Top US officials grudgingly acknowledge that their post-Saddam Hussein plan for rebuilding Iraq has been substantially flawed on the security front, the Washington Times reported Thursday.
Some defense officials said privately in interviews that the plan in place for security after Baghdad's fall has been an utter failure, according to the report.
They said the administration failed to predict any significant resistance from Saddam loyalists, much less the deadly combination of Ba'athist holdouts and foreign terrorists preying daily on American troops.
"Every briefing on postwar Iraq I attended never mentioned any of this," said a civilian policy adviser.
Deputy Secretary of State Richard Armitage said in an interview this week with regional reporters that the Bush administration "underestimated" two developments.
"The first is that 35 years of Saddam Hussein's reign instilled into the hearts and into the souls of the Iraqi people a greater degree of terror than we understood," Armitage said. "The second was the nature or the extent to which Iraq had become full of criminal enterprise."

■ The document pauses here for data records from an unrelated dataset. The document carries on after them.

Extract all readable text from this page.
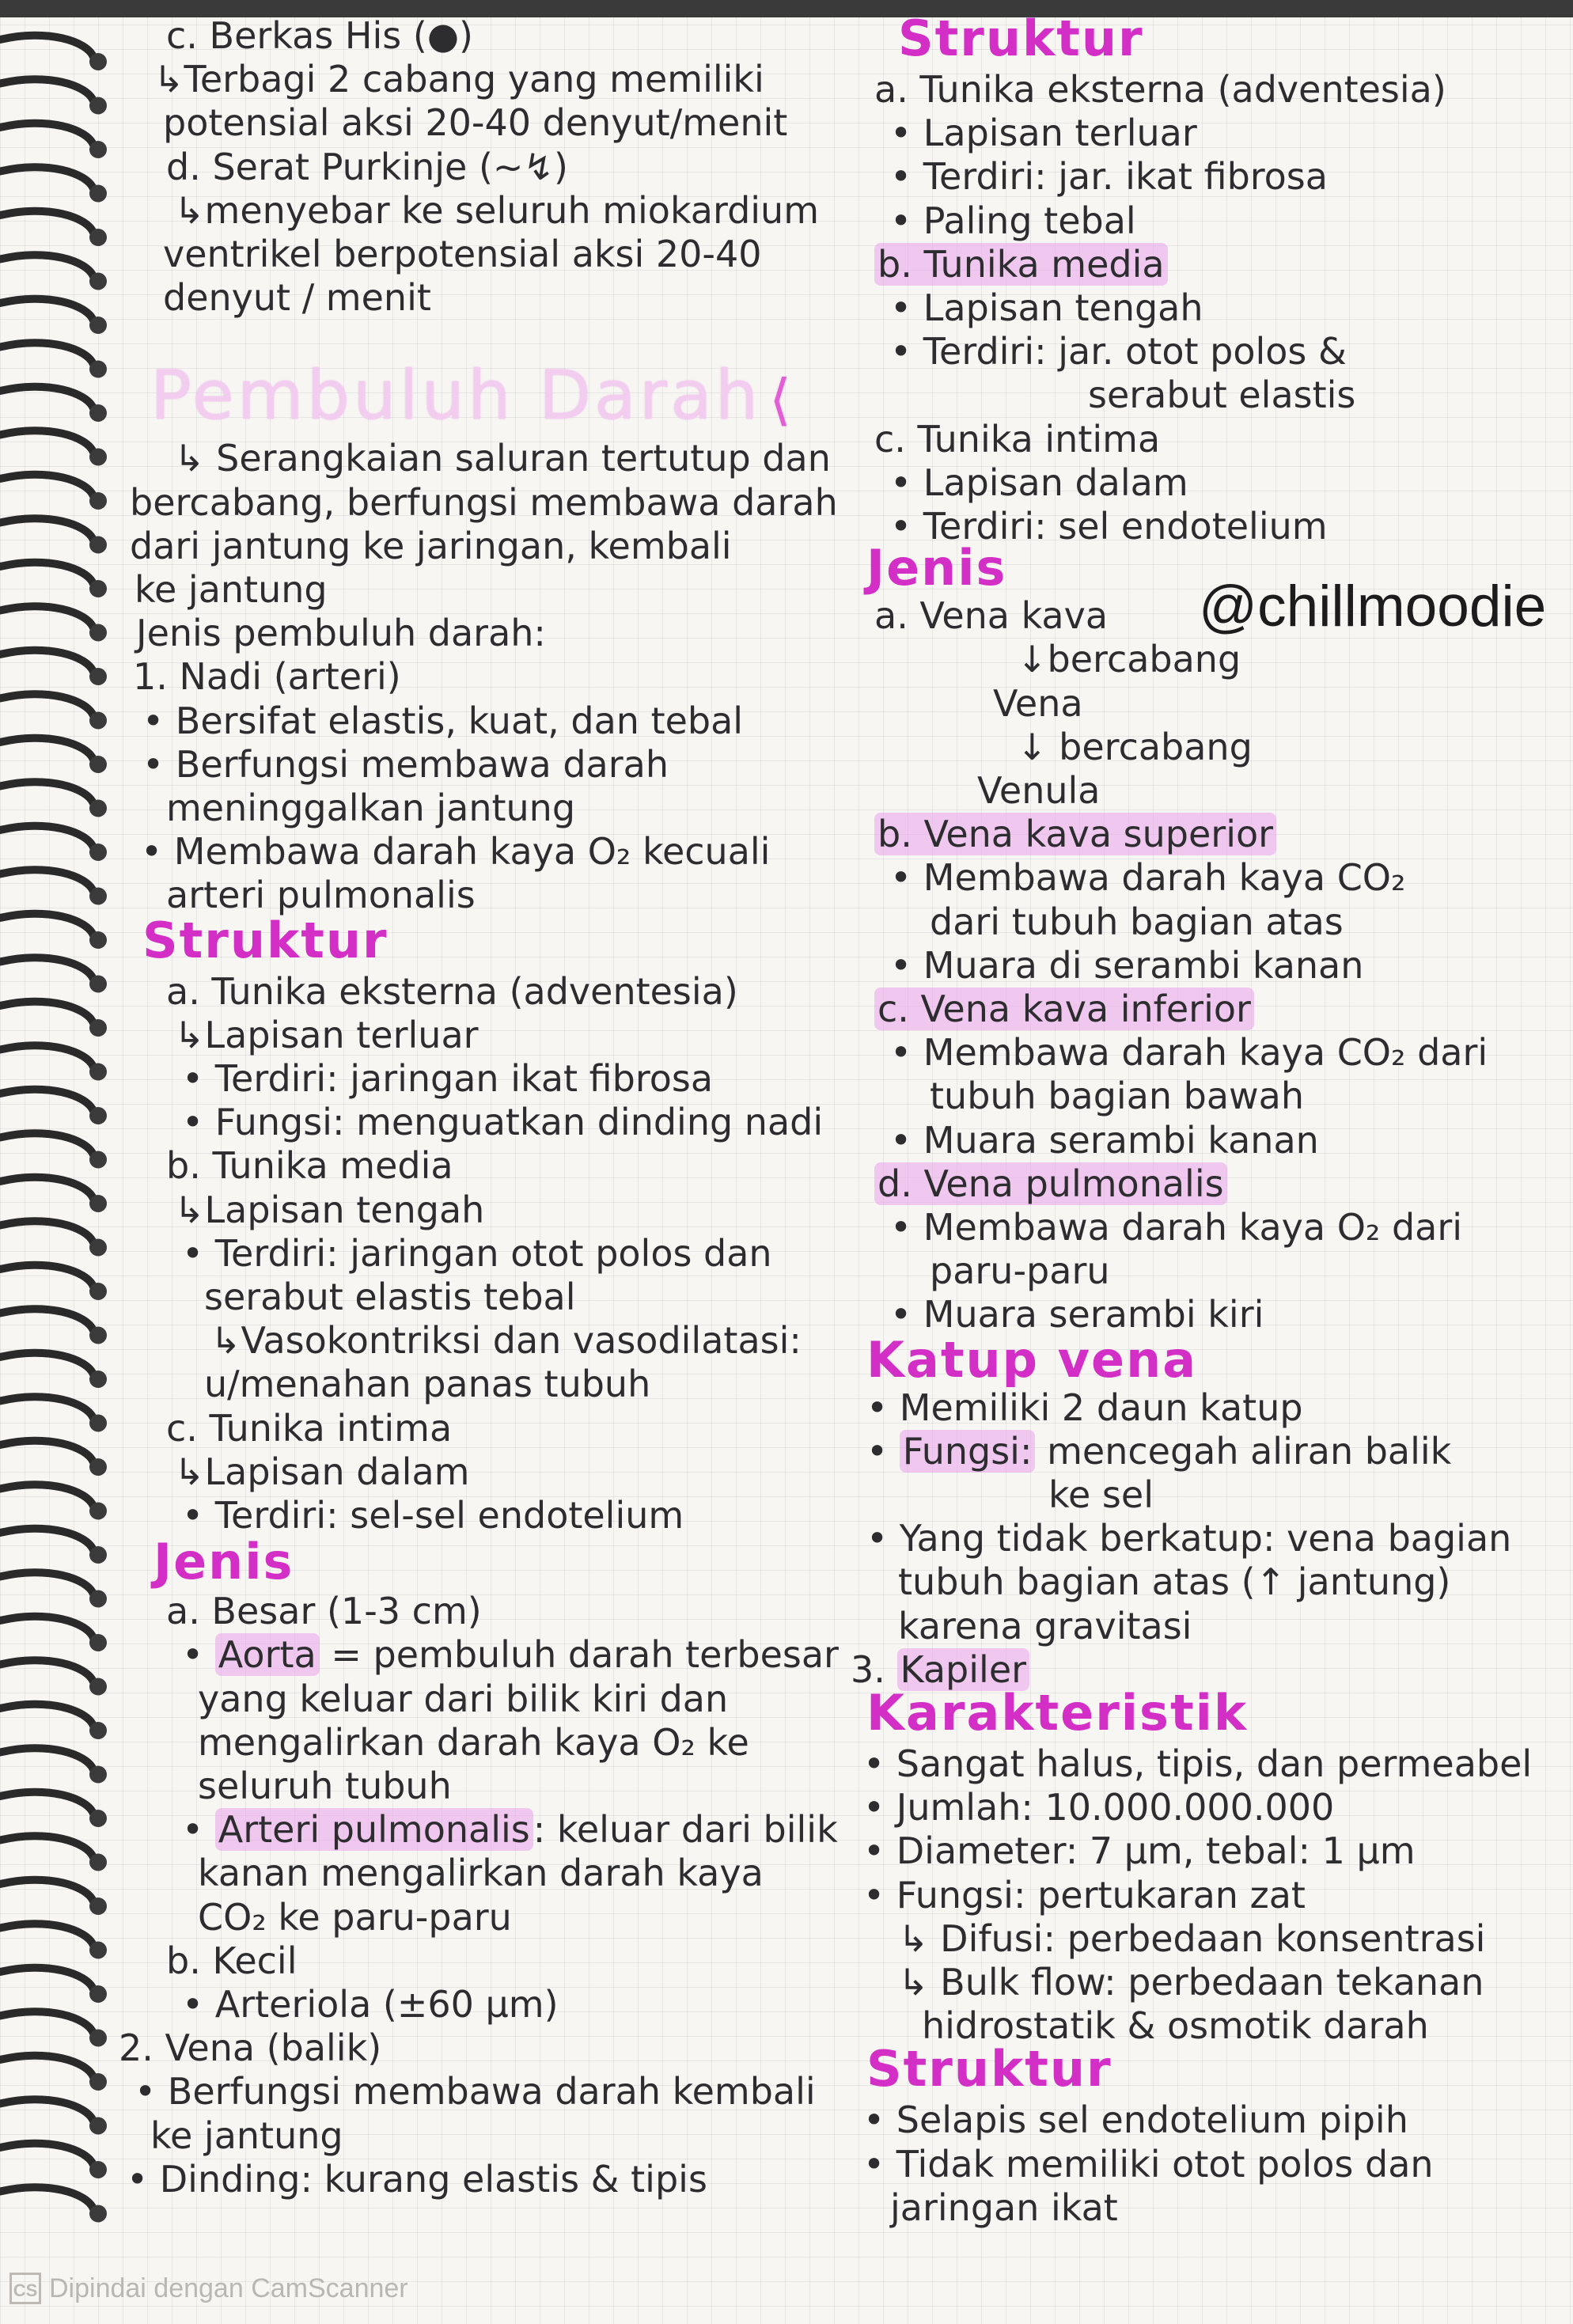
c. Berkas His (●)
↳Terbagi 2 cabang yang memiliki
potensial aksi 20-40 denyut/menit
d. Serat Purkinje (~↯)
↳menyebar ke seluruh miokardium
ventrikel berpotensial aksi 20-40
denyut / menit
Pembuluh Darah ⟨
↳ Serangkaian saluran tertutup dan
bercabang, berfungsi membawa darah
dari jantung ke jaringan, kembali
ke jantung
Jenis pembuluh darah:
1. Nadi (arteri)
• Bersifat elastis, kuat, dan tebal
• Berfungsi membawa darah
meninggalkan jantung
• Membawa darah kaya O₂ kecuali
arteri pulmonalis
Struktur
a. Tunika eksterna (adventesia)
↳Lapisan terluar
• Terdiri: jaringan ikat fibrosa
• Fungsi: menguatkan dinding nadi
b. Tunika media
↳Lapisan tengah
• Terdiri: jaringan otot polos dan
serabut elastis tebal
↳Vasokontriksi dan vasodilatasi:
u/menahan panas tubuh
c. Tunika intima
↳Lapisan dalam
• Terdiri: sel-sel endotelium
Jenis
a. Besar (1-3 cm)
• Aorta = pembuluh darah terbesar
yang keluar dari bilik kiri dan
mengalirkan darah kaya O₂ ke
seluruh tubuh
• Arteri pulmonalis: keluar dari bilik
kanan mengalirkan darah kaya
CO₂ ke paru-paru
b. Kecil
• Arteriola (±60 μm)
2. Vena (balik)
• Berfungsi membawa darah kembali
ke jantung
• Dinding: kurang elastis & tipis
Struktur
a. Tunika eksterna (adventesia)
• Lapisan terluar
• Terdiri: jar. ikat fibrosa
• Paling tebal
b. Tunika media
• Lapisan tengah
• Terdiri: jar. otot polos &
serabut elastis
c. Tunika intima
• Lapisan dalam
• Terdiri: sel endotelium
Jenis
a. Vena kava
↓bercabang
Vena
↓ bercabang
Venula
b. Vena kava superior
• Membawa darah kaya CO₂
dari tubuh bagian atas
• Muara di serambi kanan
c. Vena kava inferior
• Membawa darah kaya CO₂ dari
tubuh bagian bawah
• Muara serambi kanan
d. Vena pulmonalis
• Membawa darah kaya O₂ dari
paru-paru
• Muara serambi kiri
Katup vena
• Memiliki 2 daun katup
• Fungsi: mencegah aliran balik
ke sel
• Yang tidak berkatup: vena bagian
tubuh bagian atas (↑ jantung)
karena gravitasi
3. Kapiler
Karakteristik
• Sangat halus, tipis, dan permeabel
• Jumlah: 10.000.000.000
• Diameter: 7 μm, tebal: 1 μm
• Fungsi: pertukaran zat
↳ Difusi: perbedaan konsentrasi
↳ Bulk flow: perbedaan tekanan
hidrostatik & osmotik darah
Struktur
• Selapis sel endotelium pipih
• Tidak memiliki otot polos dan
jaringan ikat
@chillmoodie
CS Dipindai dengan CamScanner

Armitage suggested that US forces were facing thousands of resisters when he listed the varied enemy: two divisions of Republican Guard soldiers who did not fight during the invasion, Ansar Islam terrorists, foreign fighters, Ba'athists and "a certain amount of criminal enterprise."
Since US President George W. Bush declared an end to major hostilities on May 1, guerrillas have killed 65 American troops.